Salah satu pahlawan wanita Indonesia yang paling berjasa adalah Kartini. Jika ia tak ada, maka bangsa Indonesia tak akan pernah bisa menjadi sekarang dan menjadi bangsa yang penuh toleransi. Dengan nama lengkapnya ialah Raden Adjeng Kartini yang lahir pada tanggal 21 april 1879 di Jepara, Hindia Belanda.

Dulunya pada masa penjajahan, belum ada nama yang disebut sebagai Republik Indonesia, karena memang saat itu negara ini masih dalam penjajahan Belanda dan sekutu. Ia dikenal sebagai pelopor bangsa yang memperjuangkan emansipasi wanita. Jika dikaji silsilah keluarganya, R.A Kartini berasal dari kalangan bangsawan Jawa dan merupakan putri dari R.M Adipati Ario Sosroningrat yang mana kala itu adalah seorang patih dan diangkat jabatannya menjadi seorang bupati Jepara.

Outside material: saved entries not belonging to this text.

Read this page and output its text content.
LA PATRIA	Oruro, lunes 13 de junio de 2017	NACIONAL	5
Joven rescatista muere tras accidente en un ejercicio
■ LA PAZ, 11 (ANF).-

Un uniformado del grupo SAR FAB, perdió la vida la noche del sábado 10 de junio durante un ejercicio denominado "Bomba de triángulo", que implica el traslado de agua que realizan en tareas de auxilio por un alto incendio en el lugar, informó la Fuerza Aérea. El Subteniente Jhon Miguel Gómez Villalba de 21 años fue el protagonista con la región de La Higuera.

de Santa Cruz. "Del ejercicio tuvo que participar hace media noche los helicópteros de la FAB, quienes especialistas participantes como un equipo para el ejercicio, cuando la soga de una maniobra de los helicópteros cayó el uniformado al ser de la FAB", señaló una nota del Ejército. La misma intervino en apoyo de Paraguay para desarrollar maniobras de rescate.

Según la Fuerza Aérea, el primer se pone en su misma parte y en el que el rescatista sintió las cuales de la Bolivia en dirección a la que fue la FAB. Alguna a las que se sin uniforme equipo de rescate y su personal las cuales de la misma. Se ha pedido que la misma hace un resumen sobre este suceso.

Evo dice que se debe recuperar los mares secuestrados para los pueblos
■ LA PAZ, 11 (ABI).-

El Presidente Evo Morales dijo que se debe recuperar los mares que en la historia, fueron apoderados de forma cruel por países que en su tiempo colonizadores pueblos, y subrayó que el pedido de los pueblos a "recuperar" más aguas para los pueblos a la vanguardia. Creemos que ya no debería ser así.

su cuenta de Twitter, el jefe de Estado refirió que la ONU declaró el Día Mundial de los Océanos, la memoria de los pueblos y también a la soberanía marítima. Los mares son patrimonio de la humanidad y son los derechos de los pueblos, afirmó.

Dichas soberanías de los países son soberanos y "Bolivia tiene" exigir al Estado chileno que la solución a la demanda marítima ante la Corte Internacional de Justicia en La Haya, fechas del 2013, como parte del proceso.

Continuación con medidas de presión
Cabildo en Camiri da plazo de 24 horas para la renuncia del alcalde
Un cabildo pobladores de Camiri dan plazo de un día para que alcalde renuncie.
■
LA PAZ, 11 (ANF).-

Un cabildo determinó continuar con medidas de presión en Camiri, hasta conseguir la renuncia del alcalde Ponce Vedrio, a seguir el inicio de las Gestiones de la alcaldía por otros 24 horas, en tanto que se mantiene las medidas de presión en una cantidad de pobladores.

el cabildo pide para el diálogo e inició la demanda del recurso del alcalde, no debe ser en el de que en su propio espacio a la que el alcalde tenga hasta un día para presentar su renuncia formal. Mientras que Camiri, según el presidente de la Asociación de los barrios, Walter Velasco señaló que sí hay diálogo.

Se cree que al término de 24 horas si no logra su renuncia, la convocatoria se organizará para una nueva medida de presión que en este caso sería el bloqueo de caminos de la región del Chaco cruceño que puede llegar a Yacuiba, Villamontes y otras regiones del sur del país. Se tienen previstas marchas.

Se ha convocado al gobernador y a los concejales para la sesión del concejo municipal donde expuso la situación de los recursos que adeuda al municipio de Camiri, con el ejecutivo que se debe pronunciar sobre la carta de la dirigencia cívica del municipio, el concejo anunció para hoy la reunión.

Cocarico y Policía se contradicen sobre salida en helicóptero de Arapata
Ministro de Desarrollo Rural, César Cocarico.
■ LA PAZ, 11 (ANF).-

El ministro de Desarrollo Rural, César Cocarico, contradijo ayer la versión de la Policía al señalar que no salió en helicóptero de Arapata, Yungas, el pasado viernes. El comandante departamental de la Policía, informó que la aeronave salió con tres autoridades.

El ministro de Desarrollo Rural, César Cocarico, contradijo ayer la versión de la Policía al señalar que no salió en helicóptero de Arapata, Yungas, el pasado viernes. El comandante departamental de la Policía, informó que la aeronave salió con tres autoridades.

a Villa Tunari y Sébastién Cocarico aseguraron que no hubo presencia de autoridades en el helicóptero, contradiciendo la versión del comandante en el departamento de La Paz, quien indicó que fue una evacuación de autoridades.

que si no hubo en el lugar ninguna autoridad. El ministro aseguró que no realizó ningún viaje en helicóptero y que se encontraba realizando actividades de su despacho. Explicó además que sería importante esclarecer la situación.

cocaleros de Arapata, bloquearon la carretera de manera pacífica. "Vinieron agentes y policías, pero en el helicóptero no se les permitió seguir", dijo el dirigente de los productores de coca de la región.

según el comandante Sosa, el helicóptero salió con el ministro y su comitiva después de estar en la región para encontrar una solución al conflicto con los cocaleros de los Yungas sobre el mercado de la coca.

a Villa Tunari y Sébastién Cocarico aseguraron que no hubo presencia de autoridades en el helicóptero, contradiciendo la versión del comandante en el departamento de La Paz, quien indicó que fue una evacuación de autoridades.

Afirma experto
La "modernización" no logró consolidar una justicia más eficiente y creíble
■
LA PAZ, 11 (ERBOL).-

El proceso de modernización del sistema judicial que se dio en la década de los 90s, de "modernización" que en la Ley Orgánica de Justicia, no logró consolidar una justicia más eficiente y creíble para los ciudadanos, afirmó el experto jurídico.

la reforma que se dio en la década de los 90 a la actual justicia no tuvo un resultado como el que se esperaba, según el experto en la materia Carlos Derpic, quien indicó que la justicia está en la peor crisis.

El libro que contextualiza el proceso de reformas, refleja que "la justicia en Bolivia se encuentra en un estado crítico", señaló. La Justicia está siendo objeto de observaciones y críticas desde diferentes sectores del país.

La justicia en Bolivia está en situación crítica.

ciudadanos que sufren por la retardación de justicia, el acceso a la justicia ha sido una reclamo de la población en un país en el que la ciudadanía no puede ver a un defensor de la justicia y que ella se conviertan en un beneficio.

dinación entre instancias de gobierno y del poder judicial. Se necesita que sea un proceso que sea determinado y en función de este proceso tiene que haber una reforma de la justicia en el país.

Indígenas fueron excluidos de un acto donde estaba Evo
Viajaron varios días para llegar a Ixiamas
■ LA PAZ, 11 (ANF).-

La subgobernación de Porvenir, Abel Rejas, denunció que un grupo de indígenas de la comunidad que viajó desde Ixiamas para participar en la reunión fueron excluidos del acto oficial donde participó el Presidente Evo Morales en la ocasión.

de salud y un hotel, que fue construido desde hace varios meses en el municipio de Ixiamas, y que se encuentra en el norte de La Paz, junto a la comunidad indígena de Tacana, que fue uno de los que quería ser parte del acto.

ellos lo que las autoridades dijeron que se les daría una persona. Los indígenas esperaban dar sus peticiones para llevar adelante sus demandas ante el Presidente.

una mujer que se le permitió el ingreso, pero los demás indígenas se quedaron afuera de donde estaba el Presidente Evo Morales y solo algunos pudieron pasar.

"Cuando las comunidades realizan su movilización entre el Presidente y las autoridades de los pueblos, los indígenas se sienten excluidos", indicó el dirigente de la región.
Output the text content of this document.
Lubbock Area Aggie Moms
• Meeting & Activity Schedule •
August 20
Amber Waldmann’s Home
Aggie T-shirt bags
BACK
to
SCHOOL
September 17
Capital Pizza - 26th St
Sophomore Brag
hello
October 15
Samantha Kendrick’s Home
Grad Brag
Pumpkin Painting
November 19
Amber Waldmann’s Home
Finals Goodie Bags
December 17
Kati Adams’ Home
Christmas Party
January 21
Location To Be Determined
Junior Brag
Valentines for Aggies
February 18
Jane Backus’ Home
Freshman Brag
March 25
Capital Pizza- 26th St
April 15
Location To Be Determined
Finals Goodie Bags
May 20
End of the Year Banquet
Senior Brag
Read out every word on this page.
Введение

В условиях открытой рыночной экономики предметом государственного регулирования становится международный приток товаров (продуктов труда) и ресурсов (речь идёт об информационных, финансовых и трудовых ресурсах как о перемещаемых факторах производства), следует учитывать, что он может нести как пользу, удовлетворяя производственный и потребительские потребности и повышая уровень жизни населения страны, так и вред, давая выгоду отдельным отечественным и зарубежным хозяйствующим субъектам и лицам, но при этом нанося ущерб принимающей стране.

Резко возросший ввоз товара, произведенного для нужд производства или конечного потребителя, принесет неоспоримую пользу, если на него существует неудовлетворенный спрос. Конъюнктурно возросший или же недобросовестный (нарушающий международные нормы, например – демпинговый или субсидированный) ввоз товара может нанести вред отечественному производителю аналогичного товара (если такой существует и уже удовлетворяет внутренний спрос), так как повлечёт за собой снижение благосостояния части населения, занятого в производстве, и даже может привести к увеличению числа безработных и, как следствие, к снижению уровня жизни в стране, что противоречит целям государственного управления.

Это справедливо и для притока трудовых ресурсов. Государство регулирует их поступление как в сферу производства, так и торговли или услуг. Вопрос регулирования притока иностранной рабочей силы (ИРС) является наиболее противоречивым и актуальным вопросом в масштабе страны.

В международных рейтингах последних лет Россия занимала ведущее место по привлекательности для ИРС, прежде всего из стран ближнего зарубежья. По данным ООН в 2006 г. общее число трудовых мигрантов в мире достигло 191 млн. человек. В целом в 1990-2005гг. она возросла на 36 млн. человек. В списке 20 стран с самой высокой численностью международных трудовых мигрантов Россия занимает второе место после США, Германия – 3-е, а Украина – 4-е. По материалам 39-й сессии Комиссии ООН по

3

Kala itu aturan dari kolonial Belanda, mengharuskan jika para pejabat negara beristrikan seorang bangsawan, mengingat ibunya bukanlah kalangan ningrat, maka ayah Kartini harus menikah lagi dengan wanita berdarah kerajaan Madura. Kartini memilki 11 saudara baik itu kandung dan tiri, dan dia merupakan anak kelima.

Ia termasuk orang yang beruntung karena bisa mengenyam pendidikan salah satunya yakni bahasa Kala itu memang tak semua bisa bersekolah apalagi mendapatkan pendidikan yang layak seperti saat ini. Dulunya orang-orang bangsawan atau kerjaan saja yang bisa mendapatkan pendidikan. Ia diberi hak sekolah hingga umur 12 tahun dan setelahnya, dia harus tinggal dirumah saja untuk menjalani masa pingitan karena dulu aturannya wanita harus tunduk kepada suami nantinya.

Karena ia pintar dan sangat fasih berbahasa Belanda, maka ketika ia dirumah, ia mulai belajar sendiri dan menulis surat untuk teman-temannya yang berasal dari Belanda. Hal ini muncul ketika Kartini membaca banyak buku, koran, serta majalah Eropa yang mana pemikirannya sudah sangat maju. Dari situlah timbul niatnya untuk bisa memajukan perempuan pribumi juga.

Semakin percaya diri dan berjuang dengan tujuannya, ia tak hanya berjuang untuk emansipasi wanita saja namun juga mengenai masalah sosial umum. Kartini ingin para wanita memperoleh kebebasan bepikir dan berpendapat, dan ingin mensejajarkan status dengan kaum pria. Namun dtengah impiannya tersebut, ia dijodohkan dan menikah dengan bupati Rembang yang kala itu telah memiliki 3 istri. Ia menikah tepat pada tanggal 12 november 1903 ketika umurnya kala itu 24 tahun.

Mendapatkan suami yang pengertian, Kartini diberi kebebasan penuh serta didukung untuk dapat mendirikan sekolah wanita pertama kali di kompleks kantor bupati Rembang. Dari sinilah bermula semua wanita mendapatkan kedudukan yang sama dimata hukum. Wanita tak harus pandai dalam urusan rumah tangga saja, namun wanita sudah berani bertindak, berpikir serta berpendapat.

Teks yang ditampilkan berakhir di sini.